There are some films that you immediately love, some films you grow to love, and some films that you not only grow to love, but also grow to appreciate rewatching, because of everything it delivers throughout multiple viewings. Gregory’s Girl isn’t a film I immediately warmed to, mainly because I saw it before I had gone through a number of moments that would make it more relatable. I grew to love it though, and every subsequent viewing has made me love it a little bit more.
It focuses on Gregory (John Gordon Sinclair), a Scottish teenager going through the usual trials and tribulations of any schoolboy in the 1980s.

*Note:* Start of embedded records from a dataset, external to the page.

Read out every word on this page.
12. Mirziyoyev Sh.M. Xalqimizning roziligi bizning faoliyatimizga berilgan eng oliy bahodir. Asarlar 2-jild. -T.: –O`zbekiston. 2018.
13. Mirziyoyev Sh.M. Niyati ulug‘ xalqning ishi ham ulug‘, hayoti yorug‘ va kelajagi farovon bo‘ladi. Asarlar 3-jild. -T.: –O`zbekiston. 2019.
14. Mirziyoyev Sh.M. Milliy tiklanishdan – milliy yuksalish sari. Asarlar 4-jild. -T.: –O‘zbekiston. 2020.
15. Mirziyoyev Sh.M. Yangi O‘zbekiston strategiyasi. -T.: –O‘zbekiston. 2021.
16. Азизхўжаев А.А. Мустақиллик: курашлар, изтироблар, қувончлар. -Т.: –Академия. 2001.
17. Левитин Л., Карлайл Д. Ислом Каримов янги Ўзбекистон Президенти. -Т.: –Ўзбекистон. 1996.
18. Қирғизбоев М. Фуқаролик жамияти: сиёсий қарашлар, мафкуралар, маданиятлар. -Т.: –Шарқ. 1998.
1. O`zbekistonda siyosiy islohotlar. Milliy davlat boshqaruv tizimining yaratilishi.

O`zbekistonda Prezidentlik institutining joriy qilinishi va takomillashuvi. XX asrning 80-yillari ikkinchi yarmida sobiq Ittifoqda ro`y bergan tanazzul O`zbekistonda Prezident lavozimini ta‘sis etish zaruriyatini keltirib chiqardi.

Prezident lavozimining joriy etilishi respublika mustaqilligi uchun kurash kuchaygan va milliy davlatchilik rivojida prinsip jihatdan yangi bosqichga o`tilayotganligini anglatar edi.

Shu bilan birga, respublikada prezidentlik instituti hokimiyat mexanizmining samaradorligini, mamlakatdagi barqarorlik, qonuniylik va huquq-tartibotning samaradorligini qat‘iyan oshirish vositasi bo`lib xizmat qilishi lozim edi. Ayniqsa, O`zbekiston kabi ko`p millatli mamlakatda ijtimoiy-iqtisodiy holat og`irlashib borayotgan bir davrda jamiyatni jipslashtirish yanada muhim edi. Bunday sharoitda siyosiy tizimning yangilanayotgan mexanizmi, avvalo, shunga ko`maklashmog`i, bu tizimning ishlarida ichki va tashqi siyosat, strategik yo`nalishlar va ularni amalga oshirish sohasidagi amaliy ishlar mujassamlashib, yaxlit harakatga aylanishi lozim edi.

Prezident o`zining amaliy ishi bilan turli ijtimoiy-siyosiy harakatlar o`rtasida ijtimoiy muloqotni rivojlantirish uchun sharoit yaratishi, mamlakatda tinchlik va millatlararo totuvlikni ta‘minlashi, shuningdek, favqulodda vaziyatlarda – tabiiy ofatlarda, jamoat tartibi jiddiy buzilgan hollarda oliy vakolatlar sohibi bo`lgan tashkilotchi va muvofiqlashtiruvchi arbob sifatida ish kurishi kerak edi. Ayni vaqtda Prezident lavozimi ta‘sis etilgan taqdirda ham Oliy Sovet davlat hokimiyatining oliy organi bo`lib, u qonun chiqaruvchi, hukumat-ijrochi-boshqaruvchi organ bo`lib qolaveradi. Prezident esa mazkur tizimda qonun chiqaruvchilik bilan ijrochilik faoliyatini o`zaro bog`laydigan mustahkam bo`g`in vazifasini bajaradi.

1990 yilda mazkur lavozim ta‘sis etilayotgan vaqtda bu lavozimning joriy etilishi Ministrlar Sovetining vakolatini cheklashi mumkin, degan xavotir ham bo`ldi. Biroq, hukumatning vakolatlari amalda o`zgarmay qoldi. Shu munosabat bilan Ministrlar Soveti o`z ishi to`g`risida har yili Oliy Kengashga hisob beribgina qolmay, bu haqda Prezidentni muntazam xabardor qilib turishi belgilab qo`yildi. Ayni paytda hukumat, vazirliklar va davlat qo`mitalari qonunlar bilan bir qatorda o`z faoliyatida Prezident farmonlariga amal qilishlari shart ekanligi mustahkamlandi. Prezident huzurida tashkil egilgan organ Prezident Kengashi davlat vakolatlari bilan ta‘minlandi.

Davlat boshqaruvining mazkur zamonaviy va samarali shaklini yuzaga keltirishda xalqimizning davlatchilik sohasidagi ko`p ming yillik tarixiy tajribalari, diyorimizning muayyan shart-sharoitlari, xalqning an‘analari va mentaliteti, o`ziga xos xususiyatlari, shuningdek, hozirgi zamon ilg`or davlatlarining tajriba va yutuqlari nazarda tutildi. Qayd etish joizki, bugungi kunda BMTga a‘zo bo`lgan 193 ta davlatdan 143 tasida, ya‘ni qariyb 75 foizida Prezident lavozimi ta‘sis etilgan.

His main interests seem to be football and girls, which leads to him feeling very conflicted when it looks as if he might lose his place on the school football team to Dorothy (Dee Hepburn). Dorothy is both attractive and very good at football, but will she take a liking to Gregory? Will Gregory, meanwhile, notice that Susan (Clare Grogan) has taken a liking to him?
Feeling both wonderfully surreal and yet beautifully observed and authentic, Gregory’s Girl is one of many brilliant works from writer-director Bill Forsyth that uses specific characters and locations to tell a story that appeals to a high percentage of viewers. We may not have all grown up as a teenager in Scotland (okay, I did, but I appreciate that many others didn’t), but we’ve all navigated those tricky years of trying to engage with members of the opposite sex while also being absolutely terrified of them. Some manage it better than others, but it’s a scary time.
While Sinclair, Hepburn, and Grogan all do well in their roles, and are supported in scenes by equally wonderful turns from Robert Buchanan, Caroline Guthrie, and Allison Forster, Forsyth allows time for some of the older cast members - Jake D’Arcy, Chic Murray, Dave Anderson, and Maeve Watt - to get involved with some of the highlights of the film. If I start making scenes then I won’t stop, but one early treat is the conversation that Gregory has with his dry-witted father during a driving lesson (Gregory is outside the car, having caused the young man that his father is teaching to have to conduct an unplanned emergency stop).
Whether you’re watching a young boy waddle around the school dressed as a penguin, learning about the amount of cornflakes that are driven daily along the busiest road shown in the film, or just watching a young man put his school shirt back on before applying deodorant to the material beneath his armpits, Gregory’s Girl is full of treats from start to finish. Local Hero may be the film that many view as Forsyth’s best work (helped by the gorgeous location and that beautiful score), but it’s Gregory’s Girl that does the better job of mixing film moments with plenty of details that resonate with authenticity. The only reason I don’t rate it as a perfect film is because I eagerly await what extra details I will notice during my next viewing.
Great performances all round, a script that may well be perfect, and unfussy direction from Forsyth. It may seem very dated now, in some ways, but Gregory’s Girl has themes at the heart of it that are, for better or for worse, quite timeless. And it makes me SO glad that I never have to be a teenager again.